In the first sorting, use the yield from the sorting precision mode. Set the 96-well plate with the previously prepared supporting cells on the automated cell deposition unit stage. Then, set the 1.5-milliliter low-protein binding tube to the loading port of the flow cytometer.
Sort the Hoxb5-positive or Hoxb5-negative pHSCs into the 96-well plate with the supporting cells using the previously mentioned gating strategy.
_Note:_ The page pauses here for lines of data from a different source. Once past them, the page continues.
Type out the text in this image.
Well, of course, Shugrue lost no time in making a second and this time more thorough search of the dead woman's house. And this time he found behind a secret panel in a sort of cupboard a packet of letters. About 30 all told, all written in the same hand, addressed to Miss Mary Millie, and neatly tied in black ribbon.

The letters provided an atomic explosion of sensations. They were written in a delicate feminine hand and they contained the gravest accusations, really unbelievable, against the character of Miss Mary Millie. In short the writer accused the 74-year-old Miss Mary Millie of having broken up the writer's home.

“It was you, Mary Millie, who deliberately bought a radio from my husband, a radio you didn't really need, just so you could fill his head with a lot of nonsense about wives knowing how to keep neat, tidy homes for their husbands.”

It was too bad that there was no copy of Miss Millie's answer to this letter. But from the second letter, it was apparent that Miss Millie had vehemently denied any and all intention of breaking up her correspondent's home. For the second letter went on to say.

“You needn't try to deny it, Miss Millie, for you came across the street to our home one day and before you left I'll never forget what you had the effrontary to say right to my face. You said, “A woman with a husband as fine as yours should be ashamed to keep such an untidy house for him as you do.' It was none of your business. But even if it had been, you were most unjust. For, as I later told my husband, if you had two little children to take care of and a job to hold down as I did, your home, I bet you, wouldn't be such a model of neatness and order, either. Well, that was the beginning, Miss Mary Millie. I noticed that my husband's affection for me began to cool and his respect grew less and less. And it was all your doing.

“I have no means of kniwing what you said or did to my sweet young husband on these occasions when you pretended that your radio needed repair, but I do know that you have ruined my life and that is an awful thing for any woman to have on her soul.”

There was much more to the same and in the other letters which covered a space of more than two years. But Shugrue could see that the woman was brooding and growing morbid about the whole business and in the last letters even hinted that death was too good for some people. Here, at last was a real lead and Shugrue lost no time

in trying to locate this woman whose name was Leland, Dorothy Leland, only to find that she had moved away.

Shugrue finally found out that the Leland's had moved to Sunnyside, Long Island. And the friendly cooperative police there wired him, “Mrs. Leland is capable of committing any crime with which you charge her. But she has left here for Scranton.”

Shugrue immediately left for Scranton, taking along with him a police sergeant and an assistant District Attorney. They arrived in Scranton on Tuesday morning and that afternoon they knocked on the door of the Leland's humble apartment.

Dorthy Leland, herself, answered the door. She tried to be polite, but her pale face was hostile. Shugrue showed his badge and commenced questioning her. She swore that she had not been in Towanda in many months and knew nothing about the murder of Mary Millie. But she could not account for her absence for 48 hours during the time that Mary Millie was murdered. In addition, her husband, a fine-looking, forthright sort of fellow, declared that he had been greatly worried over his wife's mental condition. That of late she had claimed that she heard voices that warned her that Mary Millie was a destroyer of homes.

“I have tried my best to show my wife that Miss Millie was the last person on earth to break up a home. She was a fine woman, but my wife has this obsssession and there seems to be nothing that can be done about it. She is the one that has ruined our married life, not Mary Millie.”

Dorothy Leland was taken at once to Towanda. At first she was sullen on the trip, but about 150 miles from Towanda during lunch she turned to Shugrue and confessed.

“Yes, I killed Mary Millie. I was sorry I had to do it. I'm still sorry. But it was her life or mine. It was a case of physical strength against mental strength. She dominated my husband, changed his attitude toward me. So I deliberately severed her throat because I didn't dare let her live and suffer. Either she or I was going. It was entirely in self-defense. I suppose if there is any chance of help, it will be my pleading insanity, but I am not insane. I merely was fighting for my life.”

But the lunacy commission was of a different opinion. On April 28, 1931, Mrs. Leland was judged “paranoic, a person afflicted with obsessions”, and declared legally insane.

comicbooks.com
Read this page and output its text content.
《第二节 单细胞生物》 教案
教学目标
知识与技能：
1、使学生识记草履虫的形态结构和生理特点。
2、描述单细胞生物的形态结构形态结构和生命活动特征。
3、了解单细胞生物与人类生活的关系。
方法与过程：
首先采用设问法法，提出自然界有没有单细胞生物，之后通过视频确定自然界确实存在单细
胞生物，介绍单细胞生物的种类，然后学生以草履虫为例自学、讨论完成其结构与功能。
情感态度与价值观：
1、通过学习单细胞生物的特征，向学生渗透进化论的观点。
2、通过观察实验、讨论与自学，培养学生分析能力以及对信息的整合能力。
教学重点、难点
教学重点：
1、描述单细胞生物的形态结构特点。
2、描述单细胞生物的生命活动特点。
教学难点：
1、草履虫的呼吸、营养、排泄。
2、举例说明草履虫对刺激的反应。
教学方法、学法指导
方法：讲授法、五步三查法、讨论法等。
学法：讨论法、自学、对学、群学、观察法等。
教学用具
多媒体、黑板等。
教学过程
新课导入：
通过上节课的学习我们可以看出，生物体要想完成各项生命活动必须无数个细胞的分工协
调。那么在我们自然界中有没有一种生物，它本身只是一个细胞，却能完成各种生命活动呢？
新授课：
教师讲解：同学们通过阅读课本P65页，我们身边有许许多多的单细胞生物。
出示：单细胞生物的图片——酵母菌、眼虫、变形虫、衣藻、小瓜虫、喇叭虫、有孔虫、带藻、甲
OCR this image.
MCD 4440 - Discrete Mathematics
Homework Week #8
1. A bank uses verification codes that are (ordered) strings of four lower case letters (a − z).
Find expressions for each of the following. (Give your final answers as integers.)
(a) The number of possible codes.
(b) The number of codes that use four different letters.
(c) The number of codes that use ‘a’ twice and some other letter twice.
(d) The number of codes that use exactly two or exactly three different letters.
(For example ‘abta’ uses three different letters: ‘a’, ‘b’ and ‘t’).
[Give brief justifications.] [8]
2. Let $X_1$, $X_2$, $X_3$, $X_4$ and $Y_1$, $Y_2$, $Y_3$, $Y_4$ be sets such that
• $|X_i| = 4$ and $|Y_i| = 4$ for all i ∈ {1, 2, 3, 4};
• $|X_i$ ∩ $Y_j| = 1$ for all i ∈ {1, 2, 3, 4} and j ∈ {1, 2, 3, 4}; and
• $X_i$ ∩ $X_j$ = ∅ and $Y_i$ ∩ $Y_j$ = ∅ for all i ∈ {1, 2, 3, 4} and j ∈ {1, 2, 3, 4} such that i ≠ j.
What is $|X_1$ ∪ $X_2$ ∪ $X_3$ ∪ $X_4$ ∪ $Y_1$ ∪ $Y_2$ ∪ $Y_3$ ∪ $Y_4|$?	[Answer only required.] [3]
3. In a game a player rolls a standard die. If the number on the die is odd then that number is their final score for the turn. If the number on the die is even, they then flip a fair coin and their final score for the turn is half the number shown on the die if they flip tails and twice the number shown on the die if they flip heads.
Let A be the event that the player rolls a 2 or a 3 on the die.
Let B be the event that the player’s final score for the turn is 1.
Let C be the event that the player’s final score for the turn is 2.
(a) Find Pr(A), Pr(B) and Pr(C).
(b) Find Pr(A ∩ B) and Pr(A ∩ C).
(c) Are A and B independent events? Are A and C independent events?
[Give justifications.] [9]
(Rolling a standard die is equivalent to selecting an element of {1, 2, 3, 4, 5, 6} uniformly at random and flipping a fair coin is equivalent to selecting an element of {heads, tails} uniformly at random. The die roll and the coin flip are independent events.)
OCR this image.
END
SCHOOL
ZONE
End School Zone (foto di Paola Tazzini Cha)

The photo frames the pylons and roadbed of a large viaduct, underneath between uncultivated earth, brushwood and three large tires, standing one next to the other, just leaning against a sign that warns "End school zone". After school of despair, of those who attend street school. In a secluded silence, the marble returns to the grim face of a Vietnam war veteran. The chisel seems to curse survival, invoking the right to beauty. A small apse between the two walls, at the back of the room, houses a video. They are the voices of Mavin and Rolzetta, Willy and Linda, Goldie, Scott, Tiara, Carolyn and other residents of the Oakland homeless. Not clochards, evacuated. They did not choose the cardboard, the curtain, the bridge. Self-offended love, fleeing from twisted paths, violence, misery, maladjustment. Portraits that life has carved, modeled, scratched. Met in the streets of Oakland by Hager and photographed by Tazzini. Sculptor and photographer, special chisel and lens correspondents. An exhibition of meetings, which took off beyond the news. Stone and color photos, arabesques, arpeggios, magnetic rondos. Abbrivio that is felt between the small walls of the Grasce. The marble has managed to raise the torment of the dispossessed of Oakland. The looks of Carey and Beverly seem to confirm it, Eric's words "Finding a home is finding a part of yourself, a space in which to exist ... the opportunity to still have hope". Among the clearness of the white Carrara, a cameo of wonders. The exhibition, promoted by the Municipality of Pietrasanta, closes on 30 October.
Sort 10 Hoxb5-positive or Hoxb5-negative pHSCs to test their self-renewal capacities. The flow cytometry plots of the bone marrow analysis of the donor Hoxb5-tri-mCherry mice revealed approximately 20 to 25%of the cells in the pHSC fraction defined by lineage-negative, c-kit-positive, Sca-1-positive, CD150-positive, CD34-negative, or low, Flk2-negative were Hoxb5-positive pHSCs.
Shown here are the representative flow cytometry plots of the peripheral blood analysis of the recipient mice. Further, the peripheral blood analysis of the recipient mice after primary transplantation revealed that although Hoxb5-positive and Hoxb5-negative pHSCs presented similar donor chimerism four weeks after transplantation, continuous hematopoiesis was observed in only the Hoxb5-positive pHSC recipients. The Hoxb5-negative HSCs started losing the ability to produce hematopoietic cells eight weeks after transplantation.
In the secondary transplantation analysis, only the Hoxb5-positive pHSC recipients presented robust hematopoiesis. In contrast, donor cells were hardly observed in the Hoxb5-negative pHSC recipient mice, suggesting Hoxb5-negative pHSCs lost self-renewal ability within 16 weeks of primary transplantation. This protocol usually takes nine to 12 hours, so it is important to keep the sample at four degrees Celsius throughout the procedures as much as possible to maintain cell viability.